The medication was doing the thing. The thing you felt was the thing.

If you want to come off a psych med eventually, that’s a real conversation worth having, and there are some you can taper off reasonably and some you really shouldn’t stop without a plan. Either way, that conversation belongs in an appointment, not in a decision you make alone on a Sunday night when you’re feeling good and convinced you don’t need this anymore. Future you is either going to thank you or call you a dick for the choice you make about it, the move that gets you thanked is the boring one… bring it up at the next visit and we plan it together.

Prescription Education

One more thing on the autonomy piece

If you want the medication, you get the medication. I’m a provider, not a parent. My job is to lay out the honest version of what’s likely to work and what the trade-offs are, your job is the choice. Sometimes that means I’m writing a script I’d personally have voted against if it were my appointment, and that’s fine because the appointment isn’t mine. The most I’ll do is make it a disapproving yes, where you walk out with the prescription and a clear sense of what I’d watch for and why I wasn’t thrilled about it. I hardly ever say no.

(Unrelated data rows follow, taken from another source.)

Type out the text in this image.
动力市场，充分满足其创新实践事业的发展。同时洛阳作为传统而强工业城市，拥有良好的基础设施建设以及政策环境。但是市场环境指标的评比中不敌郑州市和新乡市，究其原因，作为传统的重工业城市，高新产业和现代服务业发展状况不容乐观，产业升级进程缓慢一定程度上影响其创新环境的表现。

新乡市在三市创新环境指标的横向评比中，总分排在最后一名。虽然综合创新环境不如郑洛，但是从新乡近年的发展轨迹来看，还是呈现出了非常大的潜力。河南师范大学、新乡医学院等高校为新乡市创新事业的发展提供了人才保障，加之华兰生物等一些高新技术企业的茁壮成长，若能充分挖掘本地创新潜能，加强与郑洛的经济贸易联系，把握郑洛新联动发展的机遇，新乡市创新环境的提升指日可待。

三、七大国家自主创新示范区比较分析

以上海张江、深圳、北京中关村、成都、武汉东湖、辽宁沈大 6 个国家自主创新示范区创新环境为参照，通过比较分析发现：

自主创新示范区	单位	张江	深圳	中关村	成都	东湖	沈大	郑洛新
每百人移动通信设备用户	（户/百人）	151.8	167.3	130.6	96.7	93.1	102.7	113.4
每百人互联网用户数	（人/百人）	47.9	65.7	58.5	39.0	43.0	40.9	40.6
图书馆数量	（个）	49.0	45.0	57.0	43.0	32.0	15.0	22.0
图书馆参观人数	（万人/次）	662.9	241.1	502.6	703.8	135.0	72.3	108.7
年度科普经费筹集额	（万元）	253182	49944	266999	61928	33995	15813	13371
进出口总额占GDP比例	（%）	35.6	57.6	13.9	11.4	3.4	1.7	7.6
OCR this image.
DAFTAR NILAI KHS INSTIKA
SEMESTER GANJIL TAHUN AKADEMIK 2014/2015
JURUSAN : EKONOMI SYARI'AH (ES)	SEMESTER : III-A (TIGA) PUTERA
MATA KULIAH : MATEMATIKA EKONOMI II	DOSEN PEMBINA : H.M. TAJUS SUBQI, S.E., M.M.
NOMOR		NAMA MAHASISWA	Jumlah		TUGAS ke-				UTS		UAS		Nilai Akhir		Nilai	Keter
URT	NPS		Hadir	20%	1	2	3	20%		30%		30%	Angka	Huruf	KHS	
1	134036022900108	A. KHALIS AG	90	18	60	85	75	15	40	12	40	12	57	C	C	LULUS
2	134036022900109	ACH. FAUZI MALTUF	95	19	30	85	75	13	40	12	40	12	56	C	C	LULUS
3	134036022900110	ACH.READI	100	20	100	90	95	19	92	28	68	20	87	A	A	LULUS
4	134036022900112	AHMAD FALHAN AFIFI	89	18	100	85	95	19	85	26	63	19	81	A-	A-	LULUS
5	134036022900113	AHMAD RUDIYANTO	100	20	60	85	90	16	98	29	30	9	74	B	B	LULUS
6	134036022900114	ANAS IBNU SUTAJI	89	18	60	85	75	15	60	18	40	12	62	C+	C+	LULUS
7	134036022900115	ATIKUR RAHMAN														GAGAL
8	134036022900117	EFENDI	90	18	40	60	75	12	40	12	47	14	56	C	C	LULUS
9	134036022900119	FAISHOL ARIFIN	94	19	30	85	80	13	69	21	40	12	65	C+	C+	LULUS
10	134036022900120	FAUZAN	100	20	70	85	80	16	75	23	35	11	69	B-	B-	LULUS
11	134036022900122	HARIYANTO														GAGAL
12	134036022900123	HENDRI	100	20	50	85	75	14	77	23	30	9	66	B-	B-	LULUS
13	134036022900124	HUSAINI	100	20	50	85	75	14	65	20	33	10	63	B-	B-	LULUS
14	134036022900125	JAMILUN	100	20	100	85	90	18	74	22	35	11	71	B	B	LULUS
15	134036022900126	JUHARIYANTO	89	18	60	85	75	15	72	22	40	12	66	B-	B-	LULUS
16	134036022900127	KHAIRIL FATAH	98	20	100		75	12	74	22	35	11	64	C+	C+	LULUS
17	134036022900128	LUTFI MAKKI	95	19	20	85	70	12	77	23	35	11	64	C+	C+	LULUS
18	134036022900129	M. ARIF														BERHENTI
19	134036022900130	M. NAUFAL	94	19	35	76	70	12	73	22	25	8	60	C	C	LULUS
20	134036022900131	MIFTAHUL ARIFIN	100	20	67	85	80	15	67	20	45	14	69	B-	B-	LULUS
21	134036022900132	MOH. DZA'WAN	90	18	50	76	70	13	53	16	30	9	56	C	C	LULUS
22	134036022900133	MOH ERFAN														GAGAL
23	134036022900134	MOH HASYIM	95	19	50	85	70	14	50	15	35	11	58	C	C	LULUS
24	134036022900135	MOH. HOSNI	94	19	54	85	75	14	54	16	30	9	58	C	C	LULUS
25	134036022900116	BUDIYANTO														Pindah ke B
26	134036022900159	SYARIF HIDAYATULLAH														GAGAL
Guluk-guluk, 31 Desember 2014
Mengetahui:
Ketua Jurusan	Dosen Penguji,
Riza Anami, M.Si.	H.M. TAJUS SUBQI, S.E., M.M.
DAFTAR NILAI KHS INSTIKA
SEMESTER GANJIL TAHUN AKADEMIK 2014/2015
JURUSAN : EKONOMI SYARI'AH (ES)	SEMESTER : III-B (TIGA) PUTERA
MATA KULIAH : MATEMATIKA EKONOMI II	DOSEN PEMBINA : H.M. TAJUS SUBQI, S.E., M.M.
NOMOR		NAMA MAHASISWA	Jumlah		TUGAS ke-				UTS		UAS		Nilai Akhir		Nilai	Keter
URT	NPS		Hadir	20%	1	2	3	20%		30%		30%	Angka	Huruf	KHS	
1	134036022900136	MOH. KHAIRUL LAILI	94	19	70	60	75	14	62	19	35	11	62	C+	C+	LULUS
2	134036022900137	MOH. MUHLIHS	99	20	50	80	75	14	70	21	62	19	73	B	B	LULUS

Same on coming off. If you want to taper, we’ll plan a taper. If you want to stay on it forever, we’ll keep prescribing it forever. The appointment isn’t mine. You’re the one taking the pill.

Sources

  1. Cipriani A, Furukawa TA, Salanti G, et al. Comparative efficacy and acceptability of 21 antidepressant drugs for the acute treatment of adults with major depressive disorder: a systematic review and network meta-analysis. Lancet. 2018;391(10128):1357-1366. PMID 29477251.
  2. American Psychiatric Association. Practice guideline for the treatment of patients with major depressive disorder, third edition. Am J Psychiatry. 2010. APA practice guideline (PDF).
  3. Jakobsen JC, Katakam KK, Schou A, et al. Selective serotonin reuptake inhibitors versus placebo in patients with major depressive disorder: a systematic review with meta-analysis and Trial Sequential Analysis. BMC Psychiatry. 2017;17(1):58. PMID 28178949.
  4. Machmutow K, Meister R, Jansen A, et al. Comparative effectiveness of continuation and maintenance treatments for persistent depressive disorder in adults, Cochrane Database Syst Rev, 2019;5(5):CD012855, PMID 31106850, the people who stayed on medication relapsed about 14% of the time versus 34% on placebo, which is the evidence behind not quitting once you feel fine.